Date:   Wednesday 16-Apr-2025
Speaker:   Dr. Ilse Cleeves (University of Virginia)
Title:  Imagining Other Worlds: How Planet-Forming Disks Can Shed Light on What is Possible

The last decade of ALMA has transformed our view of planet-forming environments in all respects. High resolution images have revealed a diverse array of structured belts of millimeter-sized dust and a variety of distinct molecular compositions both within disks and between different disk systems. How does this diversity translate into the initial conditions for the formation of planets and the compositions (gas and solid) that they receive? Are planets likely to receive water and organic material at formation, or at some later phase from a belt of volatile-rich icy comets? I will present recent work including on-going efforts from the ALMA "Disk-Exoplanet C/Onnection" Large Program highlighting how our picture of the chemical and physical environment of planet formation has radically shifted in recent years and how multiwavelength observational campaigns, including new observations with JWST, can help us identify patterns in the apparent variety of protoplanetary environments.


Date:   Wednesday 23-Apr-2025
Speaker:   Dr. Rachel Osten (STSci)
Title:  Stellar Flares in a New Light

The Sun and other stars on the main sequence with an outer convection zone undergo sporadic increases in brightness over short timescales; these flares are the most dramatic examples of variability these stars will experience while they are on the main sequence. The radiation and particles involved in these events have the potential to impact not only the star itself, but the surrounding environment which may include a planet-forming disk or even close-in planets. The study of flares on the Sun and other stars has a long history, yet results in the last few years from observations and modelling in the stellar regime are upending our understanding, revealing complexities to a simple solar-stellar connection. In this talk I will focus on recent progress in studying flares as part of stellar eruptive events and earching for signatures of stellar coronal mass ejections; new information about particle acceleration revealed with mm and ultraviolet flare observations; and the emerging crisis about what optical flares tell us about the flare process.


Date:   Wednesday 30-Apr-2025
Speaker:   Dr. Burcin Mutlu-Pakdil (Dartmouth University)
Title:  "The Smallest and Faintest Galaxies: Clues to the Nature of Dark Matter and Galaxy Formation"

The smallest and faintest galaxies around the Milky Way are the most ancient, most metal-poor, and most dark-matter-dominated systems known. These extreme objects offer unique access to small scales where the stellar and dark matter content can be studied simultaneously. They hold the promise of major breakthroughs in understanding the nature of dark matter and a more complete picture of galaxy formation. Thus, their discovery and characterization are among the most important goals in the field. In this talk, I will share our ongoing observational efforts to detect these faint systems around the Milky Way and beyond, and upcoming advances in the era of deep and wide imaging instrumentation, with a focus on their implications.

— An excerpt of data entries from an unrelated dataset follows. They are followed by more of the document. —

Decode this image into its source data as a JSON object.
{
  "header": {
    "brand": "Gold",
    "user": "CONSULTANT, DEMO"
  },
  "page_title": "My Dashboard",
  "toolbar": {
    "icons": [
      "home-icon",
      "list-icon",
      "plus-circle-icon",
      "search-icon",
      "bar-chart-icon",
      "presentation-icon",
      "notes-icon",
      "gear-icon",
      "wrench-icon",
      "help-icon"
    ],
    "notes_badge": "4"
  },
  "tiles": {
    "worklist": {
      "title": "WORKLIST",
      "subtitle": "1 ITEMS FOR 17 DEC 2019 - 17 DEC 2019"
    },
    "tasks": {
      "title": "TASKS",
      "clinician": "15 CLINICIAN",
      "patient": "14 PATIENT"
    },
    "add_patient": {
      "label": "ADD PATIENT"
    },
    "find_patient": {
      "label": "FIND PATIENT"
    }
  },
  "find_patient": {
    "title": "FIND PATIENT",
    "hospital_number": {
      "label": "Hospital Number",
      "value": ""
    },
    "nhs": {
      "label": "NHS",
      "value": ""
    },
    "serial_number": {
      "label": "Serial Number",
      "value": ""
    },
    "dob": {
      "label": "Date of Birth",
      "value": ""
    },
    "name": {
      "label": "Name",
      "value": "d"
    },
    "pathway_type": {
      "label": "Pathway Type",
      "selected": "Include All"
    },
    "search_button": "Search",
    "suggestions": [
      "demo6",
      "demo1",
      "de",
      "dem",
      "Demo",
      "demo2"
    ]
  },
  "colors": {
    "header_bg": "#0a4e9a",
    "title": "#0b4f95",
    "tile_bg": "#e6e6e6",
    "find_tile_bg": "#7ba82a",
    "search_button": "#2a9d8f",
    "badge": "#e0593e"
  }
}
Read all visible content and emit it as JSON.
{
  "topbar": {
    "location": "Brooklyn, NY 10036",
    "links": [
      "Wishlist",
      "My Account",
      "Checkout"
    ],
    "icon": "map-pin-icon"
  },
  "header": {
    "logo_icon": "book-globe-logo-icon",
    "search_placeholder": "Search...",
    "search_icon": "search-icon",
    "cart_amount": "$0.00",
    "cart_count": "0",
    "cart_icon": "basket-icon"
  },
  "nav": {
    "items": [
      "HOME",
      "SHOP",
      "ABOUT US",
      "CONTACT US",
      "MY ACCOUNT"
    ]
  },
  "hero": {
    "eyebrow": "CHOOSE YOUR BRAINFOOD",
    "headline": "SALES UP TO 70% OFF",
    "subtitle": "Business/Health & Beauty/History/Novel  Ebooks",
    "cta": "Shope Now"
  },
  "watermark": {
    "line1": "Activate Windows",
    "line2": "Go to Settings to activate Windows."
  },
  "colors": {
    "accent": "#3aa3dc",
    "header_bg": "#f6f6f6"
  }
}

Date:   Wednesday 07-May-2025
Speaker:   Dr. Harley Katz (University of Chicago)
Title:  The Spectral Revolution at Cosmic Dawn: Interpreting High-Redshift JWST Observations with Next-Generation Models

JWST has revealed a remarkably diverse population of high-redshift galaxies, reshaping our understanding of early galaxy formation. However, interpreting these spectral data presents a fundamental theoretical challenge. In this talk, I will first highlight key early JWST results and the limitations of existing models in extracting physical properties from spectra. I will then introduce a new suite of simulations that incorporate non-equilibrium primordial, metal, and molecular chemistry alongside on-the-fly radiation transfer. These next-generation models enable first-principles forward modeling of JWST observations, offering new insights into the physical processes governing the formation and evolution of the first galaxies.